PROSPECTS: Addressing the impact of COVID-19 on forcibly displaced populations

PROSPECTS' response and contingency plan to the COVID-19 emergency

Web page | 27 March 2020
The world is gripped by a global public health emergency. As the pandemic spreads, the coronavirus has disproportionately impacted the world’s most vulnerable, among them refugees, asylum seekers, and internally displaced people (IDPs). A virus does not respect borders. Nor does it discriminate. Therefore, multilateral organizations, humanitarians, donor governments, and policymaker must respond to the crisis jointly, in a non-discriminative way, to make sure the world’s forcibly displaced people are not left behind.

A new ILO analysis of the labour market impact of COVID-19 reveals a “massive” drop in labour income and a fiscal stimulus gap that threatens to increase inequality between richer and poorer countries. Access the ILO Monitor: COVID-19 and the world of work. Sixth edition

Forcibly displaced populations, including refugees and internally-displaced persons (IDPs), are particularly at risk facing higher rates of unemployment and underemployment.

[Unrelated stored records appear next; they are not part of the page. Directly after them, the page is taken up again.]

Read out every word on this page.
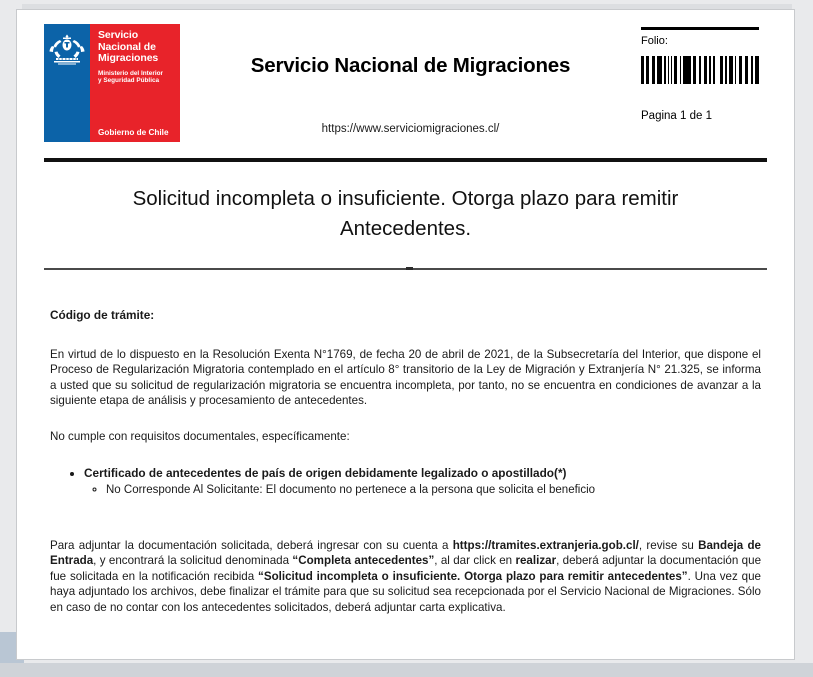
Servicio
Nacional de
Migraciones
Ministerio del Interior
y Seguridad Pública
Gobierno de Chile
Servicio Nacional de Migraciones
https://www.serviciomigraciones.cl/
Folio:
Pagina 1 de 1
Solicitud incompleta o insuficiente. Otorga plazo para remitir Antecedentes.
Código de trámite:

En virtud de lo dispuesto en la Resolución Exenta N°1769, de fecha 20 de abril de 2021, de la Subsecretaría del Interior, que dispone el Proceso de Regularización Migratoria contemplado en el artículo 8° transitorio de la Ley de Migración y Extranjería N° 21.325, se informa a usted que su solicitud de regularización migratoria se encuentra incompleta, por tanto, no se encuentra en condiciones de avanzar a la siguiente etapa de análisis y procesamiento de antecedentes.

No cumple con requisitos documentales, específicamente:

• Certificado de antecedentes de país de origen debidamente legalizado o apostillado(*)
◦ No Corresponde Al Solicitante: El documento no pertenece a la persona que solicita el beneficio

Para adjuntar la documentación solicitada, deberá ingresar con su cuenta a https://tramites.extranjeria.gob.cl/, revise su Bandeja de Entrada, y encontrará la solicitud denominada “Completa antecedentes”, al dar click en realizar, deberá adjuntar la documentación que fue solicitada en la notificación recibida “Solicitud incompleta o insuficiente. Otorga plazo para remitir antecedentes”. Una vez que haya adjuntado los archivos, debe finalizar el trámite para que su solicitud sea recepcionada por el Servicio Nacional de Migraciones. Sólo en caso de no contar con los antecedentes solicitados, deberá adjuntar carta explicativa.
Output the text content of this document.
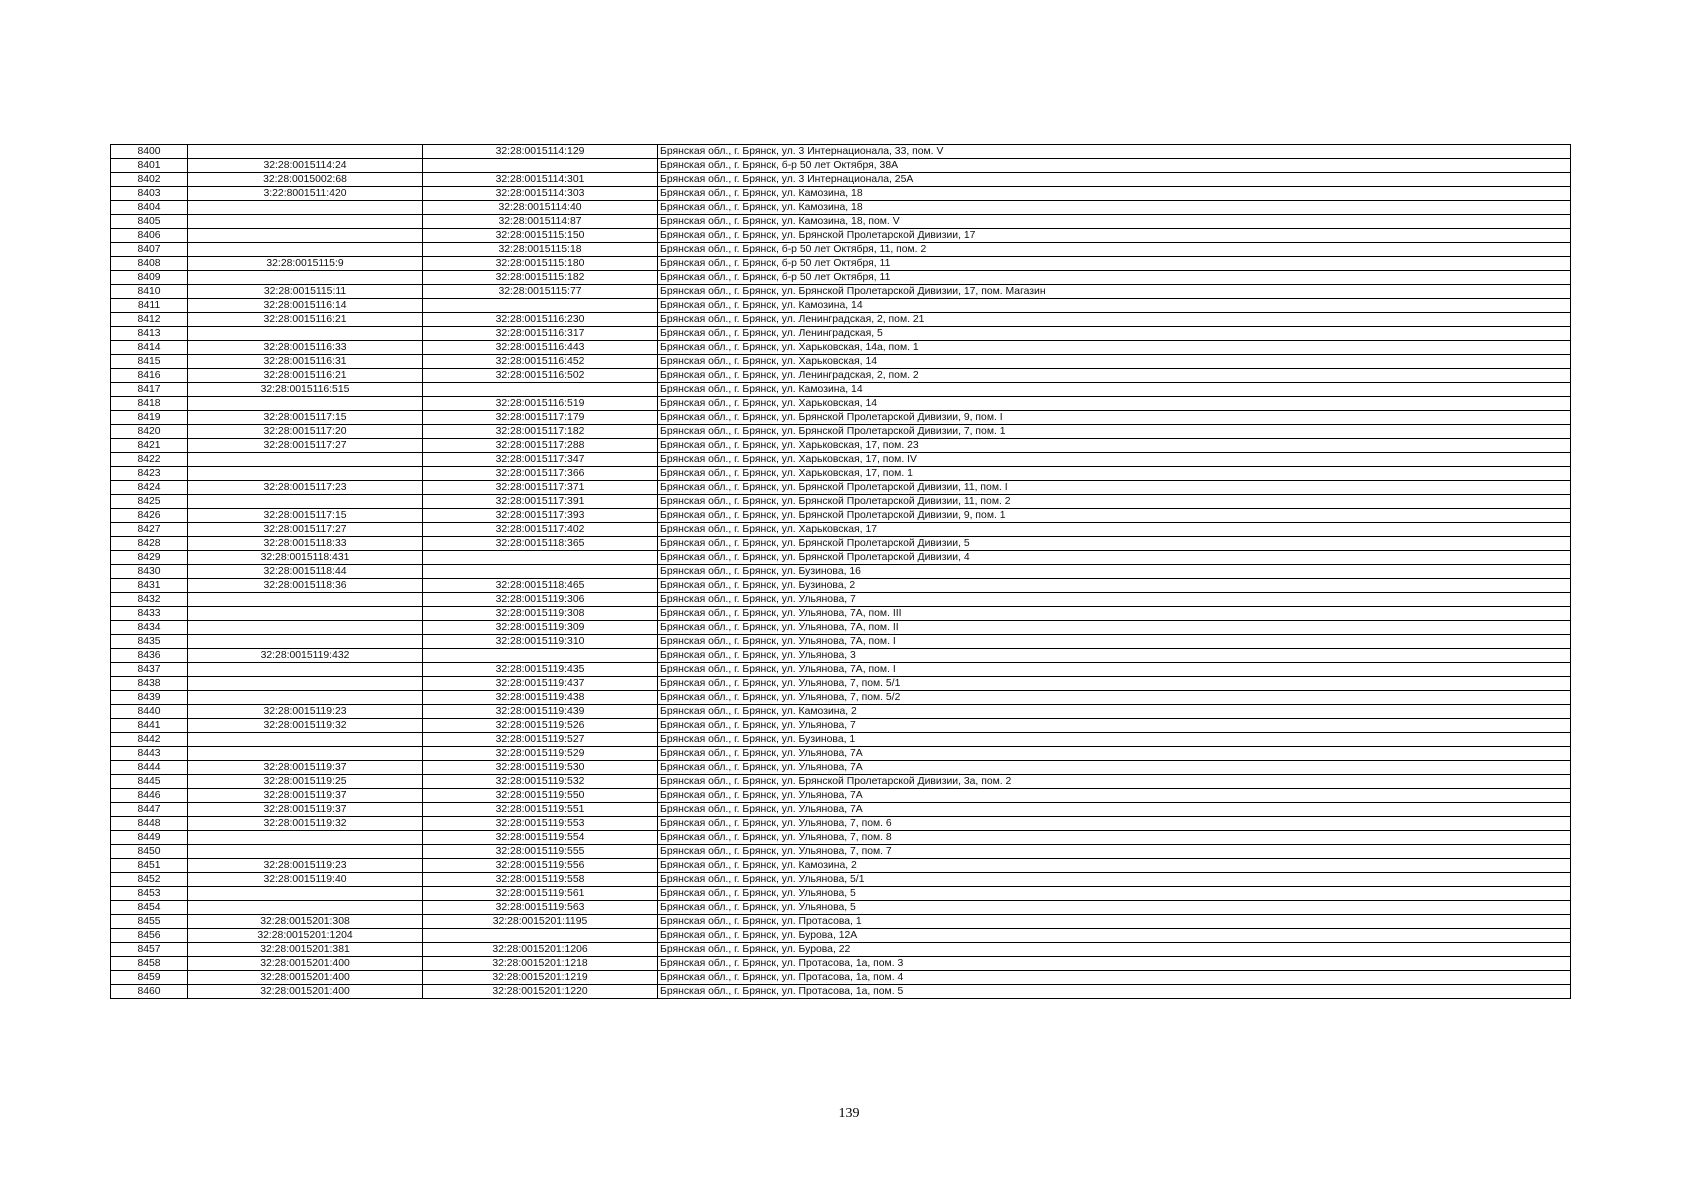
8400		32:28:0015114:129	Брянская обл., г. Брянск, ул. 3 Интернационала, 33, пом. V
8401	32:28:0015114:24		Брянская обл., г. Брянск, б-р 50 лет Октября, 38А
8402	32:28:0015002:68	32:28:0015114:301	Брянская обл., г. Брянск, ул. 3 Интернационала, 25А
8403	3:22:8001511:420	32:28:0015114:303	Брянская обл., г. Брянск, ул. Камозина, 18
8404		32:28:0015114:40	Брянская обл., г. Брянск, ул. Камозина, 18
8405		32:28:0015114:87	Брянская обл., г. Брянск, ул. Камозина, 18, пом. V
8406		32:28:0015115:150	Брянская обл., г. Брянск, ул. Брянской Пролетарской Дивизии, 17
8407		32:28:0015115:18	Брянская обл., г. Брянск, б-р 50 лет Октября, 11, пом. 2
8408	32:28:0015115:9	32:28:0015115:180	Брянская обл., г. Брянск, б-р 50 лет Октября, 11
8409		32:28:0015115:182	Брянская обл., г. Брянск, б-р 50 лет Октября, 11
8410	32:28:0015115:11	32:28:0015115:77	Брянская обл., г. Брянск, ул. Брянской Пролетарской Дивизии, 17, пом. Магазин
8411	32:28:0015116:14		Брянская обл., г. Брянск, ул. Камозина, 14
8412	32:28:0015116:21	32:28:0015116:230	Брянская обл., г. Брянск, ул. Ленинградская, 2, пом. 21
8413		32:28:0015116:317	Брянская обл., г. Брянск, ул. Ленинградская, 5
8414	32:28:0015116:33	32:28:0015116:443	Брянская обл., г. Брянск, ул. Харьковская, 14а, пом. 1
8415	32:28:0015116:31	32:28:0015116:452	Брянская обл., г. Брянск, ул. Харьковская, 14
8416	32:28:0015116:21	32:28:0015116:502	Брянская обл., г. Брянск, ул. Ленинградская, 2, пом. 2
8417	32:28:0015116:515		Брянская обл., г. Брянск, ул. Камозина, 14
8418		32:28:0015116:519	Брянская обл., г. Брянск, ул. Харьковская, 14
8419	32:28:0015117:15	32:28:0015117:179	Брянская обл., г. Брянск, ул. Брянской Пролетарской Дивизии, 9, пом. I
8420	32:28:0015117:20	32:28:0015117:182	Брянская обл., г. Брянск, ул. Брянской Пролетарской Дивизии, 7, пом. 1
8421	32:28:0015117:27	32:28:0015117:288	Брянская обл., г. Брянск, ул. Харьковская, 17, пом. 23
8422		32:28:0015117:347	Брянская обл., г. Брянск, ул. Харьковская, 17, пом. IV
8423		32:28:0015117:366	Брянская обл., г. Брянск, ул. Харьковская, 17, пом. 1
8424	32:28:0015117:23	32:28:0015117:371	Брянская обл., г. Брянск, ул. Брянской Пролетарской Дивизии, 11, пом. I
8425		32:28:0015117:391	Брянская обл., г. Брянск, ул. Брянской Пролетарской Дивизии, 11, пом. 2
8426	32:28:0015117:15	32:28:0015117:393	Брянская обл., г. Брянск, ул. Брянской Пролетарской Дивизии, 9, пом. 1
8427	32:28:0015117:27	32:28:0015117:402	Брянская обл., г. Брянск, ул. Харьковская, 17
8428	32:28:0015118:33	32:28:0015118:365	Брянская обл., г. Брянск, ул. Брянской Пролетарской Дивизии, 5
8429	32:28:0015118:431		Брянская обл., г. Брянск, ул. Брянской Пролетарской Дивизии, 4
8430	32:28:0015118:44		Брянская обл., г. Брянск, ул. Бузинова, 16
8431	32:28:0015118:36	32:28:0015118:465	Брянская обл., г. Брянск, ул. Бузинова, 2
8432		32:28:0015119:306	Брянская обл., г. Брянск, ул. Ульянова, 7
8433		32:28:0015119:308	Брянская обл., г. Брянск, ул. Ульянова, 7А, пом. III
8434		32:28:0015119:309	Брянская обл., г. Брянск, ул. Ульянова, 7А, пом. II
8435		32:28:0015119:310	Брянская обл., г. Брянск, ул. Ульянова, 7А, пом. I
8436	32:28:0015119:432		Брянская обл., г. Брянск, ул. Ульянова, 3
8437		32:28:0015119:435	Брянская обл., г. Брянск, ул. Ульянова, 7А, пом. I
8438		32:28:0015119:437	Брянская обл., г. Брянск, ул. Ульянова, 7, пом. 5/1
8439		32:28:0015119:438	Брянская обл., г. Брянск, ул. Ульянова, 7, пом. 5/2
8440	32:28:0015119:23	32:28:0015119:439	Брянская обл., г. Брянск, ул. Камозина, 2
8441	32:28:0015119:32	32:28:0015119:526	Брянская обл., г. Брянск, ул. Ульянова, 7
8442		32:28:0015119:527	Брянская обл., г. Брянск, ул. Бузинова, 1
8443		32:28:0015119:529	Брянская обл., г. Брянск, ул. Ульянова, 7А
8444	32:28:0015119:37	32:28:0015119:530	Брянская обл., г. Брянск, ул. Ульянова, 7А
8445	32:28:0015119:25	32:28:0015119:532	Брянская обл., г. Брянск, ул. Брянской Пролетарской Дивизии, 3а, пом. 2
8446	32:28:0015119:37	32:28:0015119:550	Брянская обл., г. Брянск, ул. Ульянова, 7А
8447	32:28:0015119:37	32:28:0015119:551	Брянская обл., г. Брянск, ул. Ульянова, 7А
8448	32:28:0015119:32	32:28:0015119:553	Брянская обл., г. Брянск, ул. Ульянова, 7, пом. 6
8449		32:28:0015119:554	Брянская обл., г. Брянск, ул. Ульянова, 7, пом. 8
8450		32:28:0015119:555	Брянская обл., г. Брянск, ул. Ульянова, 7, пом. 7
8451	32:28:0015119:23	32:28:0015119:556	Брянская обл., г. Брянск, ул. Камозина, 2
8452	32:28:0015119:40	32:28:0015119:558	Брянская обл., г. Брянск, ул. Ульянова, 5/1
8453		32:28:0015119:561	Брянская обл., г. Брянск, ул. Ульянова, 5
8454		32:28:0015119:563	Брянская обл., г. Брянск, ул. Ульянова, 5
8455	32:28:0015201:308	32:28:0015201:1195	Брянская обл., г. Брянск, ул. Протасова, 1
8456	32:28:0015201:1204		Брянская обл., г. Брянск, ул. Бурова, 12А
8457	32:28:0015201:381	32:28:0015201:1206	Брянская обл., г. Брянск, ул. Бурова, 22
8458	32:28:0015201:400	32:28:0015201:1218	Брянская обл., г. Брянск, ул. Протасова, 1а, пом. 3
8459	32:28:0015201:400	32:28:0015201:1219	Брянская обл., г. Брянск, ул. Протасова, 1а, пом. 4
8460	32:28:0015201:400	32:28:0015201:1220	Брянская обл., г. Брянск, ул. Протасова, 1а, пом. 5
139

PROSPECTS in Uganda has launched small business grants towards resuscitation of micro and small enterprises run by refugees and host communities in Arua, Madi-Okollo and Isingiro districts that have been adversely affected by the government measures to control the spread of COVID-19. Read more

Arab States

The ILO Regional Office for Arab States has launched a number of initiatives to respond to the impact of the COVID-19 pandemic on workers and enterprises. These have included rapid assessments in the Arab region (namely Jordan, Lebanon and Iraq) to better understand the impact of the crisis on vulnerable workers, including Syrian refugees and host community members and on businesses. The ILO has also been working directly with workers, businesses and institutions as well as national partners to address the changing needs of workers and their employers as a result of the pandemic.


In Jordan, PROSPECTS has been raising awareness among farm workers and farm owners on the dangers of COVID-19 and ensuring appropriate measures are in place to protect workers from infection. This was done through close collaboration with worker committee members, or groups of worker representatives, which the ILO helped establish on 24 farms that it is targeting through PROSPECTS interventions. This initiative reached 1,091 workers, including Jordanian and non-Jordanian men and women. Read more


As part of this initiative, a compilation of selfie mobile videos filmed by farm workers and their employers was produced during the early weeks of the pandemic illustrating some of the measures that are being taken to ensure workers are safe while at work and at home.
In addition, as businesses began to gradually resume in Jordan in June, the ILO, in collaboration with the Ministry of Labour, produced an infographic video designed for workers of all sectors on Occupational Safety and Health in light of the COVID-19 pandemic. Watch the animated video here
PROSPECTS has also been working closely with cooperatives to help enhance their role in advancing decent work for Jordanian workers and Syrian refugees in Jordan’s agricultural sector. This has included providing Training of Trainers (ToT) to cooperatives members on tools designed to help manage and advance agricultural cooperatives. The ILO partnered with the International Training Centre of the International Labour Organization (ITCILO) to provide a nine-week on-line TOT course focusing on training methods, skills and facilitation of the My.COOP in light of COVID-19 restrictions. Graduates of the training will become part of a pool of certified ILO trainers who will be able to conduct face-to-face courses in the future.  Read more


In Lebanon, PROSPECTS is supporting small and medium enterprises (SMEs), particularly in the agriculture sector through the injection of funds and development of tools to assist with business continuity plans and retention of jobs for both Syrian refugees and vulnerable host communities. The initiative is in response to the COVID-19 pandemic and the on-going financial crisis affecting the country. During the first year of the programme, the initiative will support 15 small and medium agricultural and food processing companies that employ a total of around 1,300. The programme will provide the companies with training, coaching and financial support. The number of participating enterprises will increase in the second year of the programme. Efforts are underway to adapt the current programme to support businesses to recover in the aftermath of the explosion that ripped through Beirut in August.